Diez mil soldados de a pie, dijo Arn. Si el rey Knut, con mucho esfuerzo, persuasión y amenazas conseguía convencer a todo el mundo de que Dios realmente quería que todo hombre nórdico capaz de levantar una espada, o al menos una horca, viajase a Jerusalén a cambio de su salvación, y si fuese posible convencer a todo el país, ¿entonces cómo se viajaría?
Navegando, claro. Subiendo a lo largo de la costa inglesa justo antes de la costa de Jutlandia, Arn y su barco se habían encontrado con un ejército cruzado danés de unas cincuenta naves con tal vez tres o cuatro mil hombres a bordo, pero sin caballos. Arn y Harald habían estado de acuerdo en que todos estos hombres iban camino de su propia muerte y que, más que servir de ayuda, serían una molestia, si es que lograban llegar en buenas condiciones.

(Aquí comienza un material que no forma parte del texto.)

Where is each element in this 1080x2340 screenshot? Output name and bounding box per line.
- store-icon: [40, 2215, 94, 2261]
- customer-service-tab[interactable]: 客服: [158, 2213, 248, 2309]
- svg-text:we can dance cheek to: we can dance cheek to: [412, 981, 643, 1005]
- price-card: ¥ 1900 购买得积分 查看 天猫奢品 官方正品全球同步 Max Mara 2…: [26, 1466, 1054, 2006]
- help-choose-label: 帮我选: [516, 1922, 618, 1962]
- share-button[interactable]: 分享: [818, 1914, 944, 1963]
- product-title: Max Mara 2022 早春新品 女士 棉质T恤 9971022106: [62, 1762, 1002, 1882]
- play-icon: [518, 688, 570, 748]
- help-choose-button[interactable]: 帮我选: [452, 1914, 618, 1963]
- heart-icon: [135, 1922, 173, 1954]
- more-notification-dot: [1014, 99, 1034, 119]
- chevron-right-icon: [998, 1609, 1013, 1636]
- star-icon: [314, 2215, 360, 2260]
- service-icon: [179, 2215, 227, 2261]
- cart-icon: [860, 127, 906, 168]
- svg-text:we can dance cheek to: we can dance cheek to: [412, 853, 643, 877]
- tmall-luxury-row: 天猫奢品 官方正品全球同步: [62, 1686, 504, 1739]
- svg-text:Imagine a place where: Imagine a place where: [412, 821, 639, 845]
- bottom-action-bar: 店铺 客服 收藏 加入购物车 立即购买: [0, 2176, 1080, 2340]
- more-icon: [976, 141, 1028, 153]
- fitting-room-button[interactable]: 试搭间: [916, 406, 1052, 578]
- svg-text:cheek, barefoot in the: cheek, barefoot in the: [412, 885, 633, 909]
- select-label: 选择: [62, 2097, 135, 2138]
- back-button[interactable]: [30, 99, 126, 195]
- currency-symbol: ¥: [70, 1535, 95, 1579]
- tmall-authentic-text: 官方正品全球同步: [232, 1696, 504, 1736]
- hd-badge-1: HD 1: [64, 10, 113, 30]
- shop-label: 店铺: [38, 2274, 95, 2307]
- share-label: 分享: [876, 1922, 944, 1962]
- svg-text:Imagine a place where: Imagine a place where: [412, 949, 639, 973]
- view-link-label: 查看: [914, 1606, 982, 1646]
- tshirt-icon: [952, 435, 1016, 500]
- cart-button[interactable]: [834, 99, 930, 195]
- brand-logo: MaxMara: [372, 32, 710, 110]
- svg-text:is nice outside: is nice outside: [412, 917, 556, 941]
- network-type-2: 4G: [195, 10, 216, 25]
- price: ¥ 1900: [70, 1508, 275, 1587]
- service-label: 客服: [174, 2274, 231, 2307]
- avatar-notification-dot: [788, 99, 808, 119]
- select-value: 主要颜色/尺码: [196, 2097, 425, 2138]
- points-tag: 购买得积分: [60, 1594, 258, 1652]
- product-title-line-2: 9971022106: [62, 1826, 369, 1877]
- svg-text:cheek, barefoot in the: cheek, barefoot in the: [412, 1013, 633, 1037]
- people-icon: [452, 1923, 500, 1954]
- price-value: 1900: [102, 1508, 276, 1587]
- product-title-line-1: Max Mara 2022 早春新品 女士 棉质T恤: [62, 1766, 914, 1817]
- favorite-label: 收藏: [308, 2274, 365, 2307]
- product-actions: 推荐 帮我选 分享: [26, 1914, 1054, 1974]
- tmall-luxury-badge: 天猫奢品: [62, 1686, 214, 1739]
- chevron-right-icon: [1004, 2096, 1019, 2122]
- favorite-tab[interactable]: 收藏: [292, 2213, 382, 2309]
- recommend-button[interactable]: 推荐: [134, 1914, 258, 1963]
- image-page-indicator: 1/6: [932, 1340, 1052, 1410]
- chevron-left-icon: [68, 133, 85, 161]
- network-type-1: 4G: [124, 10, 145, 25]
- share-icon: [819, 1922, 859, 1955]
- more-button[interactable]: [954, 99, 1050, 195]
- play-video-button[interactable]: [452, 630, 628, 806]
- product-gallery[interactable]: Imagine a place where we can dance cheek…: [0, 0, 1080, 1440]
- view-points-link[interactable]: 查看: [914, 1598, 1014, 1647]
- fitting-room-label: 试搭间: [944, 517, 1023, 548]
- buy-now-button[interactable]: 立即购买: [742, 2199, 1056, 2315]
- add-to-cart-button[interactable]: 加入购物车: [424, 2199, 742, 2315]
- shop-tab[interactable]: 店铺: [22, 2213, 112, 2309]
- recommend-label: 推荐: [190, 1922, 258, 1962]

«Porque imaginemos —prosiguió Arn al ver que los demás escuchaban como si quisiesen más motivos— que el rey Knut pudiese navegar con una fuerza parecida a ésa. ¿Qué sucedería al llegar a Tierra Santa?» La única ciudad a la que podían dirigirse los cruzados era San Juan de Acre, el último enclave cristiano en el reino de Jerusalén, donde ahora estaban todos hacinados. ¿Serían recibidos con agradecimiento unos mil nórdicos sin caballería? No, sólo representarían más bocas que alimentar. ¿Y se lograría hacer algo útil en el ejército cristiano? Tal vez correr junto a la caballería y proteger a los caballos con sus escudos. Pero los nórdicos no representarían una parte importante en la batalla, pues eran demasiado pocos para formar un ejército propio. Y tampoco entendían el franco lo suficiente como para ser de utilidad en el ejército cristiano.